Tool to automatically identify and annotate ad hoc synchronizations in concurrent C/C++ programs
They further builds a builds a tool to automatically identify and annotate ad hoc synchronizations in concurrent C/C++ programs based on the following found commonality among ad hoc synchronizations:
- Ad hoc synchronizations are all implemented using loops.
- A loop is identified as a sync loop if its exit conditions are (1) loop invariant, (2) directly or indirectly depend on a shared variable, (3) can be satisfied by a remote thread’s update to this variable.

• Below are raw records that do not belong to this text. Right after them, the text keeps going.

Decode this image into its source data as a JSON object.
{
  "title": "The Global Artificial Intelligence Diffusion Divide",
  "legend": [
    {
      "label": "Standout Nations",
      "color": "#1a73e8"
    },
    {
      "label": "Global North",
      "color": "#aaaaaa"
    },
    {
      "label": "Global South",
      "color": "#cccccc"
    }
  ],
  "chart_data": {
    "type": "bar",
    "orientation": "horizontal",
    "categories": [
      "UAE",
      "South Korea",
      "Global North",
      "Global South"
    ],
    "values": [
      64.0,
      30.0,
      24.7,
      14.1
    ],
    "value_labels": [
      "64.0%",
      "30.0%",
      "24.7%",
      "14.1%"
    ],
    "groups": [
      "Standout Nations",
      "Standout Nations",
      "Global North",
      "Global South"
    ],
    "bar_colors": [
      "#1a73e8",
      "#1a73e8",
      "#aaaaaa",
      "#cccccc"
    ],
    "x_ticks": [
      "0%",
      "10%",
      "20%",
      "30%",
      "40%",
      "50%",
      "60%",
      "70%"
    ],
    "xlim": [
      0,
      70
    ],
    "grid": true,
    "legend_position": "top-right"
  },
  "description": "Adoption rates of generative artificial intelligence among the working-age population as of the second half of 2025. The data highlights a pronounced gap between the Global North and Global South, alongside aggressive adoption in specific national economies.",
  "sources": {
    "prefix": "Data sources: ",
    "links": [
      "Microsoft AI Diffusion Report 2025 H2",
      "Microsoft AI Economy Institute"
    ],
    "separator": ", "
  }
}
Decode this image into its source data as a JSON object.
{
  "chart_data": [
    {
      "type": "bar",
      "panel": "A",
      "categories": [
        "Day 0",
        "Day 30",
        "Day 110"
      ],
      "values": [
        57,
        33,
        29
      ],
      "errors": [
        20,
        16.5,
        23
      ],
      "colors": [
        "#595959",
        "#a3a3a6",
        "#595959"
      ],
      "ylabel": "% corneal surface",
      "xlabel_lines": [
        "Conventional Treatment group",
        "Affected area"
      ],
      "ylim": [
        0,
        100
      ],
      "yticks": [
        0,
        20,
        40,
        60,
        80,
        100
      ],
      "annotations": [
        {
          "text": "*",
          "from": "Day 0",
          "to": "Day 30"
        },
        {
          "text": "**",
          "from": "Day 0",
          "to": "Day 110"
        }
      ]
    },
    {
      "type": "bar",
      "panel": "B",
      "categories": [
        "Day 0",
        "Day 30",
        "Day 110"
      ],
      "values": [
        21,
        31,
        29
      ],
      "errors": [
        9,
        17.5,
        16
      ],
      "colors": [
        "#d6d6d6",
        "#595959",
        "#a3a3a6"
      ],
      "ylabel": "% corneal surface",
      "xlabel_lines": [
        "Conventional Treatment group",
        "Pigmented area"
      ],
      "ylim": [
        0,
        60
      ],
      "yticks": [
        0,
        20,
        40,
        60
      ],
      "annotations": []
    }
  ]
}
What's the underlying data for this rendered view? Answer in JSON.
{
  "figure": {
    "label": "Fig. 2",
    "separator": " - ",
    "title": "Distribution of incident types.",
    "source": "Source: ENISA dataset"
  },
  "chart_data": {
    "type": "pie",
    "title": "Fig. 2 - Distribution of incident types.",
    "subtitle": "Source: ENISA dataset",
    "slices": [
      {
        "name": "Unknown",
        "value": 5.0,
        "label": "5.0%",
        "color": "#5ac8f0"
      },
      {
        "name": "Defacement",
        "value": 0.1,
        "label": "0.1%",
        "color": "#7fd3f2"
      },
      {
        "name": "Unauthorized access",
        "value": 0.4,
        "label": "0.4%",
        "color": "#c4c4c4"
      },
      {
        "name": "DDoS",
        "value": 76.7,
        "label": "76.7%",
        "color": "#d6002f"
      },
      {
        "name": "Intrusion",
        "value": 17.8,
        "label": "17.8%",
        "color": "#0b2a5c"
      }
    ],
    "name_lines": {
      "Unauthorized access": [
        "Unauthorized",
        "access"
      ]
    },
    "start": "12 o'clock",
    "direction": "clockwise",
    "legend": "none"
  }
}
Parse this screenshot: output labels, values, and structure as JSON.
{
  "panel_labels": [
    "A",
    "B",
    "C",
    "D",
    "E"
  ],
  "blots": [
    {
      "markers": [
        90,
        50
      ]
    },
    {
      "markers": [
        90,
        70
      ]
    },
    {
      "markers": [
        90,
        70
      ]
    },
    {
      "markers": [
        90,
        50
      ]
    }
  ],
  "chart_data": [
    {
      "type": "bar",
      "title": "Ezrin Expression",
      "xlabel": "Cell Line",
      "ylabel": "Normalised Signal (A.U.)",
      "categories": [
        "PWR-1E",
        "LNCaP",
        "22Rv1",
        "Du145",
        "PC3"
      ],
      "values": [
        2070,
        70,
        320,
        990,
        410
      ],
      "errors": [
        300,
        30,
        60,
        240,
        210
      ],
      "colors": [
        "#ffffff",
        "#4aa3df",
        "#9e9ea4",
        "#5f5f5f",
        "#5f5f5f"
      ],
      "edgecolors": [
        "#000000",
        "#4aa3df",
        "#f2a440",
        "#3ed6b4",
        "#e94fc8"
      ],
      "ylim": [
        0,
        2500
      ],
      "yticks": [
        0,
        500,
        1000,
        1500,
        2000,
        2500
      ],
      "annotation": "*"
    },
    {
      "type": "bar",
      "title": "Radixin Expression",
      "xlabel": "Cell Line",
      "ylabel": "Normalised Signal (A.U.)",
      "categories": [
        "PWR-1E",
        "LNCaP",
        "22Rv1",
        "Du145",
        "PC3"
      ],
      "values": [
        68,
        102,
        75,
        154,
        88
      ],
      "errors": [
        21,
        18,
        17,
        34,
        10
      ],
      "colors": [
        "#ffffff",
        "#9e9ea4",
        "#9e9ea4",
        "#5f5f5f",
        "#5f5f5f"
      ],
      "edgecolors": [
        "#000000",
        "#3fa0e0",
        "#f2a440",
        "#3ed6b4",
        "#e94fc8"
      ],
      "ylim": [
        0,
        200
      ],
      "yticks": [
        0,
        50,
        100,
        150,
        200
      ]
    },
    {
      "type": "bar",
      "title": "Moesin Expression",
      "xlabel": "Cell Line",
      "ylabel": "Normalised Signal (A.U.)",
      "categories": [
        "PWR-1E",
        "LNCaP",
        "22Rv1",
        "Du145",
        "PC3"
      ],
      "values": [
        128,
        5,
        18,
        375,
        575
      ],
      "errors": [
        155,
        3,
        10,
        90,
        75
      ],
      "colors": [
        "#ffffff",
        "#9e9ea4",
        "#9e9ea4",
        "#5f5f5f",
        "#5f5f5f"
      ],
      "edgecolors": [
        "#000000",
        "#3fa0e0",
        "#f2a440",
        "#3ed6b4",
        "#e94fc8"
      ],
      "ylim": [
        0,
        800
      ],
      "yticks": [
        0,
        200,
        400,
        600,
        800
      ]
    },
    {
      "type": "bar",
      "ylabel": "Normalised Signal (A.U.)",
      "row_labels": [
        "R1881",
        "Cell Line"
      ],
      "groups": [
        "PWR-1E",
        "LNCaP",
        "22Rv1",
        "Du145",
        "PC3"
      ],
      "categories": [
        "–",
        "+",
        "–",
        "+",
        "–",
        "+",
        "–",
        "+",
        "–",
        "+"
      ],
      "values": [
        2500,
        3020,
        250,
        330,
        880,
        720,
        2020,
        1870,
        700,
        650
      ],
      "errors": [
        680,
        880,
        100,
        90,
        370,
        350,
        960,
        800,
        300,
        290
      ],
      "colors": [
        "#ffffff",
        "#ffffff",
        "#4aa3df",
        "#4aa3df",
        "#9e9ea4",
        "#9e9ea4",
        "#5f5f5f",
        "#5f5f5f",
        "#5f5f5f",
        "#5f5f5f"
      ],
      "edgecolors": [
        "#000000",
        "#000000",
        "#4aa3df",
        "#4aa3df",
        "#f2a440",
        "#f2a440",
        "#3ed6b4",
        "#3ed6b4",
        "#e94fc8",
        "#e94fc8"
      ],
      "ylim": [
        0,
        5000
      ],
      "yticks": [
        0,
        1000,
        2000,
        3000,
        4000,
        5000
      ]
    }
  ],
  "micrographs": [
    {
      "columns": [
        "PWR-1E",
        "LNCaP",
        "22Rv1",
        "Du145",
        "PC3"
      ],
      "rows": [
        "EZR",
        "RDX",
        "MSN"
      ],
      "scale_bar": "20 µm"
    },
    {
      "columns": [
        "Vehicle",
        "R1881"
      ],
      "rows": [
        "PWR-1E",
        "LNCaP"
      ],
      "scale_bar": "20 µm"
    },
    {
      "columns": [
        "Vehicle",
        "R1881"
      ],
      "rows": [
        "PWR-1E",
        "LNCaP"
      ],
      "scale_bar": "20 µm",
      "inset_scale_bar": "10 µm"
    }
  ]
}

Automatic annotations are then generated using LLVM static instrumentation framework.
Evaluation
The tool was evaluated on 25 concurrent programs to identify sync loops. Statistics are reported, among which accuracy and false positive rates are emphasized. However, the ground truth of sync loop identification seems to be done manually, and it is mentioned that the tool identifies some sync loops which are missed by the authors initially. This indicates that there might be some sync loops that are identified by neither the authors nor the tool, which weakens the validity of the statistics.
Comments
It is interesting to note that some programmers are aware of the potential harm of using ad hoc synchronizations (revealed by their comments) but they still use it. Reasons includes performance issues or flexibility concerns. It’ll be valuable to dig the underneath psychological/technical reasons behind that. Is that because the programmers lacks understanding of modularized synchronization approaches? Or is that because the current synchronization methods lacking some key features for usability?